M: Seriously, you know those bitches know how to party.
A: They are going to be doing keg stands in those hats.
M: I'm pretty sure Beatrice's doubles as a bottle opener or beer bong of some sort. Eugenie will CUT YOU, however.
A: You do NOT want to get between that girl and her Jager, trust me. Bee can open a sixpack of long necks with that hat.
M: I think they would be really fun. I bet they have all the good gossip, too.
Also, I think Philip Treacy is going through his Vulva Period.
A: You are killing me.
M: I'm just saying:
A: Wow, yeah, there definitely seems to be a... theme there.
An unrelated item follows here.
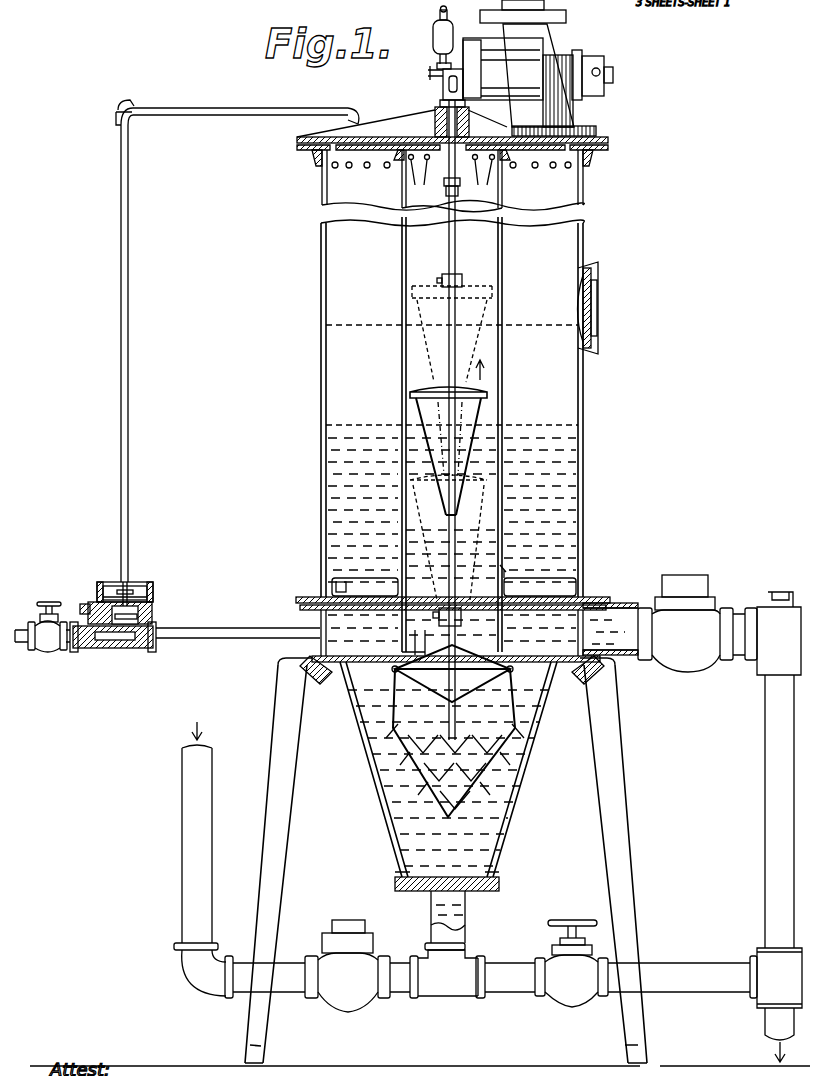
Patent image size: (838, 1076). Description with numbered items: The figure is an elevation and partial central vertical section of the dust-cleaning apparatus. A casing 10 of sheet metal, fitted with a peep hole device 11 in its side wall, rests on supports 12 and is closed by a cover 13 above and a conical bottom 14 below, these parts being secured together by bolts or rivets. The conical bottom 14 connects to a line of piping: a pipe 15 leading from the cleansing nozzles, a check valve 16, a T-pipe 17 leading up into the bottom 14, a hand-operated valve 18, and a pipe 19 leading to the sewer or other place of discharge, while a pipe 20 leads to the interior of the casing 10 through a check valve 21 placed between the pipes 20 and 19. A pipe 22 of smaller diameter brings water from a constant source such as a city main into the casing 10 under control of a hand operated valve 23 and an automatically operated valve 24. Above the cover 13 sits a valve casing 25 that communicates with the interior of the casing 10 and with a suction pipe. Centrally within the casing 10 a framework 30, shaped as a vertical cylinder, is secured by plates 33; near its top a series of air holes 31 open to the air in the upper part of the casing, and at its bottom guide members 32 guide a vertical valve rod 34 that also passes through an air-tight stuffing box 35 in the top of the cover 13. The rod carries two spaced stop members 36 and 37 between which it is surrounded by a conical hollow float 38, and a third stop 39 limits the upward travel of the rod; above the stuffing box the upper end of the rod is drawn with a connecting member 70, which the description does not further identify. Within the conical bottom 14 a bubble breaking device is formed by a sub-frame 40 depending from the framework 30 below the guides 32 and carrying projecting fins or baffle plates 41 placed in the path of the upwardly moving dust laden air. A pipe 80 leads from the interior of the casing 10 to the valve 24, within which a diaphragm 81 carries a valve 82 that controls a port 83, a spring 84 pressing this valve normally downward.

M: What is he, a freshman Fine Arts major?
A: Yes, one who just discovered Georgia O'Keefe.
M: He just really likes flowers, OKAY?
M: Hmmmm...
I think we are on to something.
A: Goodness.
M: Sigh. Now I'm all sad that I'm not in any sort of Royal Family. Tell me, how is that fair?
A: I KNOW. I want to get invited to the kind of weddings that require vulva hats and the Beckhams.
M: Me too! And just one tiara. One! And maybe a lady in waiting.
A: Well, and I want to ride in a carriage with Prince Harry. I DON'T THINK IT'S TOO MUCH TO ASK.
M: Really, you're being quite reasonable.
A: So are you. I think we'd make great royalty.
M: I would say "Duh", but that's not ladylike.